I leave off for today with this stained glass window, one of a matching pair dating to 2012. Giniigaaniimenaaning (Looking Ahead) is the title of this, commissioned to recognize the survivors of the residential schools and their families- a dark mark on Canadian history in terms of our treatment of our First Nations peoples. Its twin was installed in Centre Block, though I imagine with the work presently underway has been removed for storage for the time being.


  1. The design of the Canadian flag is lovely - and self explanatory which is nice. I have provided an explanation of the imagery on the Australian Aboriginal flag in the comments of my post.

  2. Joey is infamous in Newfoundland and Labrador.

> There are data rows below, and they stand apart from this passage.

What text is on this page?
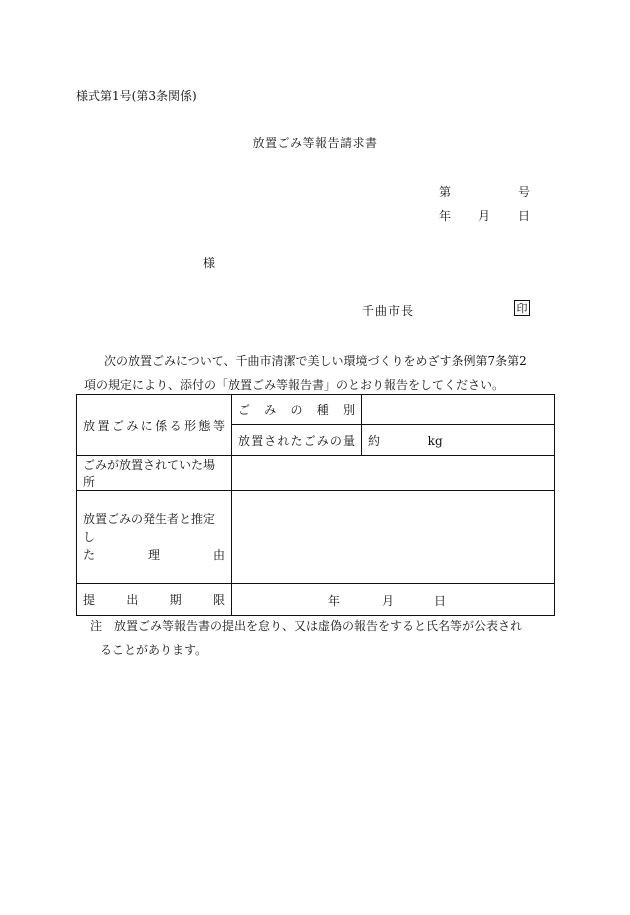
様式第1号(第3条関係)
放置ごみ等報告請求書
第	号
年 月 日
様
千曲市長	印
次の放置ごみについて、千曲市清潔で美しい環境づくりをめざす条例第7条第2
項の規定により、添付の「放置ごみ等報告書」のとおり報告をしてください。
放置ごみに係る形態等	ごみの種別	

	放置されたごみの量	約 kg

ごみが放置されていた場所		

放置ごみの発生者と推定し
た理由		

提出期限	年 月 日	
注　放置ごみ等報告書の提出を怠り、又は虚偽の報告をすると氏名等が公表され
ることがあります。
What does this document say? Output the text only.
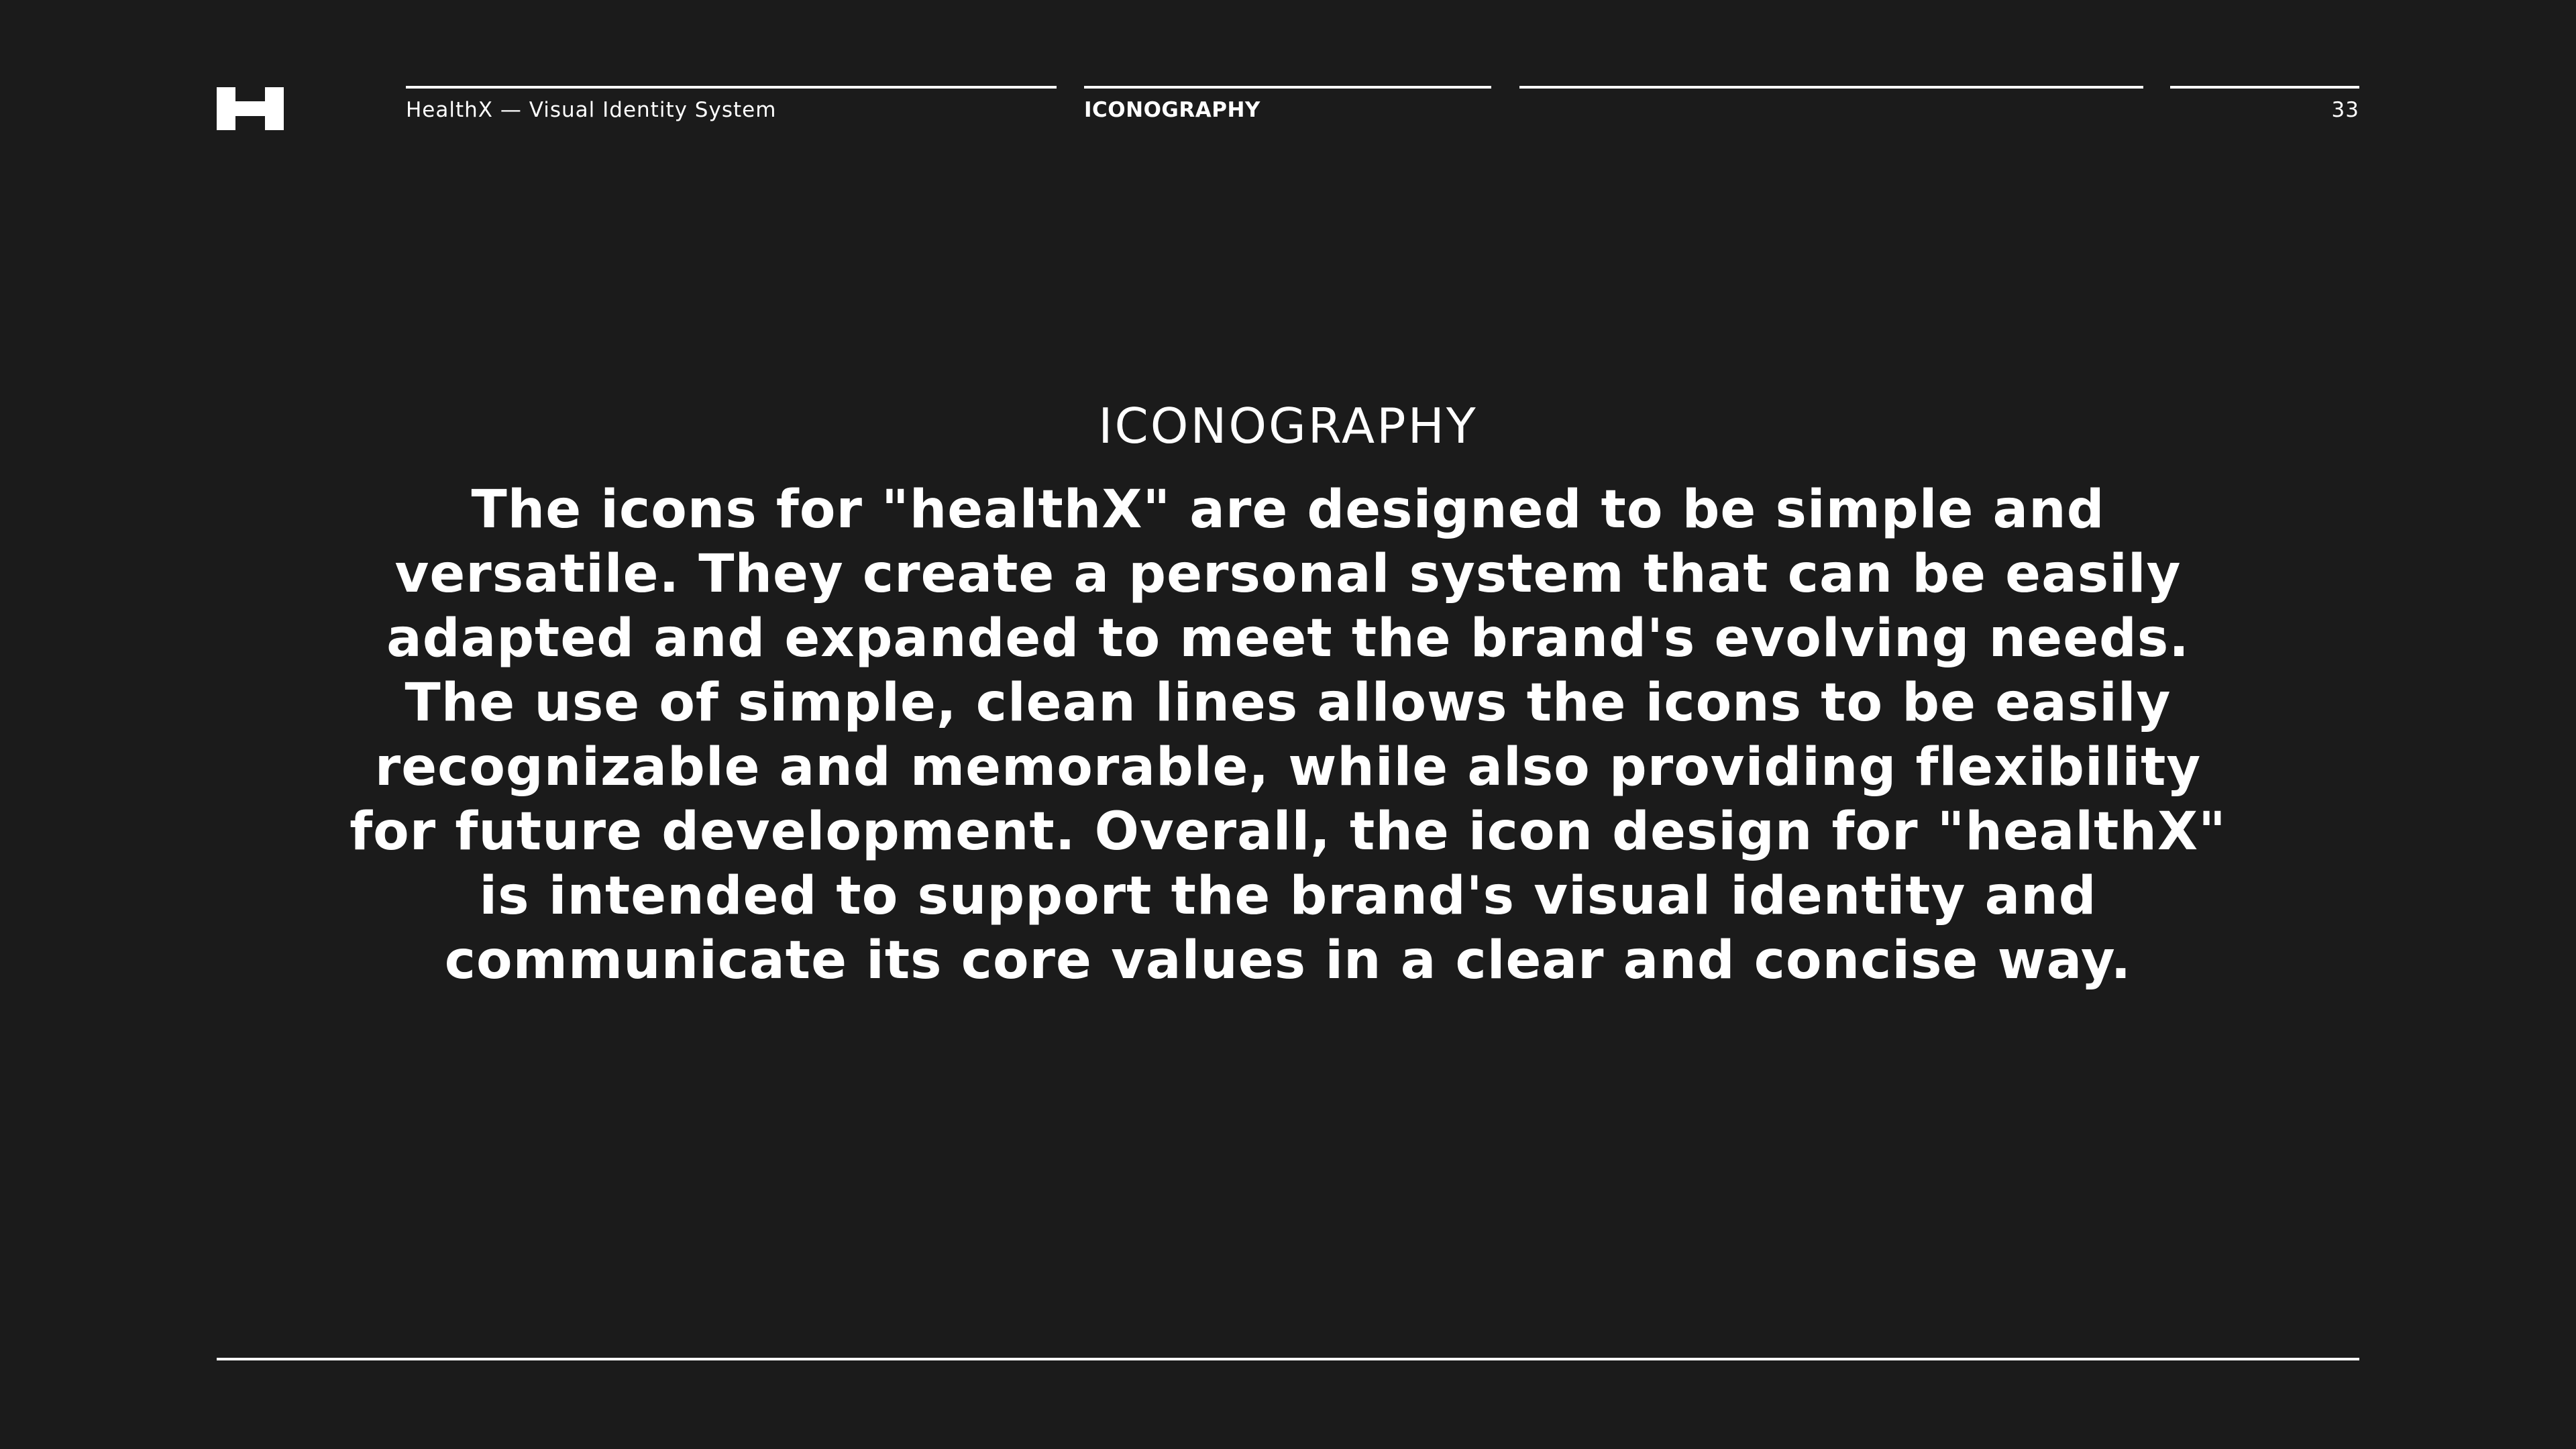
HealthX — Visual Identity System	ICONOGRAPHY	33
ICONOGRAPHY

The icons for "healthX" are designed to be simple and versatile. They create a personal system that can be easily adapted and expanded to meet the brand's evolving needs. The use of simple, clean lines allows the icons to be easily recognizable and memorable, while also providing flexibility for future development. Overall, the icon design for "healthX" is intended to support the brand's visual identity and communicate its core values in a clear and concise way.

  3. There was so much controversy over the adoption of the flag and groups that opposed it bitterly now embrace it as their own.

  4. ...I believe that Canada's choice of its new flag was wonderful. What a beautiful symbol for your beautiful country.

  5. gorgeous stain glass. i didn't know about the flag options, that is cool 2 see. ( ;

  6. I love that map on the floor. I'd enjoy looking at and walking across the whole country.

  7. @Joan: thank you.

    @Marie: for good reason.

    @David: that's true.

    @Tom: that it is.

    @Francisco: thanks!

    @Beth: it is.

    @Sharon: I have.

  8. What a wonderful and beautiful exhibit. I love the dress and stained glass window. Enjoy your day, wishing you a happy new week ahead!

  9. I went to Expo was a lot of fun!

  10. I remember the canoe race. There was lots of hype about it. I went to see them when they went through Saskatoon.

  11. Expo 67 will always be the big thing for me! We went as a whole class from school and had a ball for a week!

  12. Intriguing history post and photos ~ ^_^

    Happy Day to you,
    A ShutterBug Explores,
    aka (A Creative Harbor)

  13. What a fantastic exhibition. I went to Expo 67 when I was just starting high school, had lots of fun and fond memories. I wasn't aware of the flag choices you had back then. The stained glass window is beautiful. Great photos, William.

  14. I have always liked the Canadian flag, so it was interesting to see how this design came about. And every North American country has a very despicable history of treatment of the indigenous peoples. Thanks for sharing.

  15. Love floor maps. Interesting to see the development of your flag.

  16. Such interesting history---not learned in school I suppose, so thank you.

  17. Beautiful photos.

  18. I like the map on the floor. Didn't know about the flag options and that was nice to learn.

  19. I'd love to see the floor map from above. And if I knew there was a previous Canadian flag, I've long since forgotten. I really like the maple leaf flag.

  20. @Eileen: thank you!

    @Barbara: my parents went as well.

    @Red: that was quite a journey to undertake.

    @Catarina: definitely!

    @RedPat: it must have been quite an experience.

    @Carol: thank you.

    @Bill: thanks!

    @DJan: you're welcome.

    @Fun60: thank you.

    @MB: it depends on the school.

    @R: thank you.

    @Michelle: I like that map too.

    @Kay: thank you!

  21. This hall looks beautifully designed and I love the diversity of the collections.